Apenas funcionários de setores essenciais foram liberados para entrar na fábrica. A produção está paralisada e a greve segue por tempo indeterminado. As negociações pela manutenção dos empregos começaram em setembro do ano passado, quando a Ford alegou ter um excedente de 350 trabalhadores em Taubaté.

Um PDV (Programa de Demissão Voluntária) foi aberto em novembro, com adesão de 128 trabalhadores. Os integrantes do CSE (Comitê Sindical de Empresa) negociavam outras medidas para administrar o excedente, quando foram surpreendidos pela demissão de 12 trabalhadores no início desta semana.

“Não restava outra alternativa para nós trabalhadores. Foi deliberado em assembleia a paralisação por conta da demissão de qualquer pessoa que não fosse através do PDV”, explica o coordenador do CSE da Ford, Sinvaldo Cruz.

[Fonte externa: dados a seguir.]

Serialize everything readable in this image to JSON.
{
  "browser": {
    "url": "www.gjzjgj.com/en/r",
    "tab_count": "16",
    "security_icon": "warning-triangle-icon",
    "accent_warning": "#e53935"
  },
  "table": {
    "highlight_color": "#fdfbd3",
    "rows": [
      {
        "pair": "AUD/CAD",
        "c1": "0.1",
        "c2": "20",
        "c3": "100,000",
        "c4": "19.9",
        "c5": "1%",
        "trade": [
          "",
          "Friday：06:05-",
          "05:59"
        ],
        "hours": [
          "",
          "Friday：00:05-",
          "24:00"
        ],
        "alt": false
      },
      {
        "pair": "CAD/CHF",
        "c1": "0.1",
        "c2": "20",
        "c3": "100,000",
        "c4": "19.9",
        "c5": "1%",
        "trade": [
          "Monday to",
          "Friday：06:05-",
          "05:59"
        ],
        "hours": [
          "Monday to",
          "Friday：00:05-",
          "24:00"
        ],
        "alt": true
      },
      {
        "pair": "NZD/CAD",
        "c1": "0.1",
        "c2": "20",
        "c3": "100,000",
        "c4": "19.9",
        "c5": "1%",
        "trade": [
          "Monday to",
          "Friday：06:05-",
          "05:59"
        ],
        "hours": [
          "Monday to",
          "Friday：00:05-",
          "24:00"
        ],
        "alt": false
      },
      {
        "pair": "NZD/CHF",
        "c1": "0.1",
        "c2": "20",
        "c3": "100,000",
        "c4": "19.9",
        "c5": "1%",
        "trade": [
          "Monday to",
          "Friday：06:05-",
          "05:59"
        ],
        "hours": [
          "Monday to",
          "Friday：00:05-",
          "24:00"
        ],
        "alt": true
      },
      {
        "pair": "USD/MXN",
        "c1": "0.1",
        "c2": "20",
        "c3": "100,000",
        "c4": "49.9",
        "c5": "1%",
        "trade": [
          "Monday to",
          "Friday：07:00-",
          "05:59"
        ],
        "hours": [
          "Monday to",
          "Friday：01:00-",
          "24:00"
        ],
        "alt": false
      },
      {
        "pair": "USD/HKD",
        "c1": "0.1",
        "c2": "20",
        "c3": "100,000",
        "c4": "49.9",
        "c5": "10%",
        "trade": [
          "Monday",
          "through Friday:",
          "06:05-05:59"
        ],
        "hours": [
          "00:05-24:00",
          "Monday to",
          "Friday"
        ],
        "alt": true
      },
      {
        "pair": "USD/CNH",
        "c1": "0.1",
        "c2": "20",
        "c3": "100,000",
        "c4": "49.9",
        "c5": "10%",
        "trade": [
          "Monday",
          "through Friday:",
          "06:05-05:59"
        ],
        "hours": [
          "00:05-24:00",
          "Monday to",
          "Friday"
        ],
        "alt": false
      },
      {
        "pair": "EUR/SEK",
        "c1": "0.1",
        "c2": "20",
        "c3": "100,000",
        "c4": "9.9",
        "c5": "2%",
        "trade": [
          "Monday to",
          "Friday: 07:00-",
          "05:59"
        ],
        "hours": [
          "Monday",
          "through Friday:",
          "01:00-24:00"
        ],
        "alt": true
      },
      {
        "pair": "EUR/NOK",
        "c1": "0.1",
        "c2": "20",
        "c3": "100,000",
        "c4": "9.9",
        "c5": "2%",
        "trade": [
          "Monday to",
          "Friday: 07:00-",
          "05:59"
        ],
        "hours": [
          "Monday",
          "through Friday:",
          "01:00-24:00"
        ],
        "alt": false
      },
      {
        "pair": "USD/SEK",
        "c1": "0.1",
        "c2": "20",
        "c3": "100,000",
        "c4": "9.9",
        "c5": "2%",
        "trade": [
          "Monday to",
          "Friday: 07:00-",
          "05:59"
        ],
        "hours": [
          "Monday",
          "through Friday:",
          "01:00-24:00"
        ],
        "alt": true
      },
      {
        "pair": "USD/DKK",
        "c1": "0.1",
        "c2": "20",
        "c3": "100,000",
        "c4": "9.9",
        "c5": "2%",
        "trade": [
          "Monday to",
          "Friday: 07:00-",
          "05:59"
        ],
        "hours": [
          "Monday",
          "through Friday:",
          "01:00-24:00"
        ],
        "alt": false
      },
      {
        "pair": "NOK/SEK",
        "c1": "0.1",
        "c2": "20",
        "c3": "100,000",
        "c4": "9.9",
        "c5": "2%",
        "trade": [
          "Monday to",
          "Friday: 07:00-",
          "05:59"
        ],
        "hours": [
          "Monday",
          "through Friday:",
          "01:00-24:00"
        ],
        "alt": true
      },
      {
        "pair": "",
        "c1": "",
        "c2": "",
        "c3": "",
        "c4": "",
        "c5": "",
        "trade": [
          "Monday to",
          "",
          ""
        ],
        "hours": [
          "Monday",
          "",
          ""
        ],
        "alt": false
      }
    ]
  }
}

O coordenador lembra que o Sindicato apresentou outras alternativas para equilibrar o excedente de mão de obra alegado pela empresa. Entre elas, a adoção de um novo PDV, a redução da jornada e a LR (licença remunerada). “São alternativas viáveis no sentido de buscar a preservação dos postos de trabalho”, afirma Sinvaldo.

Alessandro Lopes da Silva, também integrante do CSE da Ford, lembra que as demissões na Ford podem provocar reflexos na cidade. “É um negócio que dá um baque na economia da cidade. Você acaba gerando demissões em outros setores que dependem das pessoas que trabalham na indústria”, aponta.

O coordenador do CSE explica que o Sindicato segue aberto à negociação com a empresa. “Estamos disponíveis para dialogar com a empresa e buscar uma alternativa que não passe por um conflito maior. O Sindicato está aberto ao diálogo, para que a gente possa rever essas demissões que ocorreram na segunda-feira”, afirma Sinvaldo.

A Ford conta com cerca de 1300 funcionários na fábrica de Taubaté.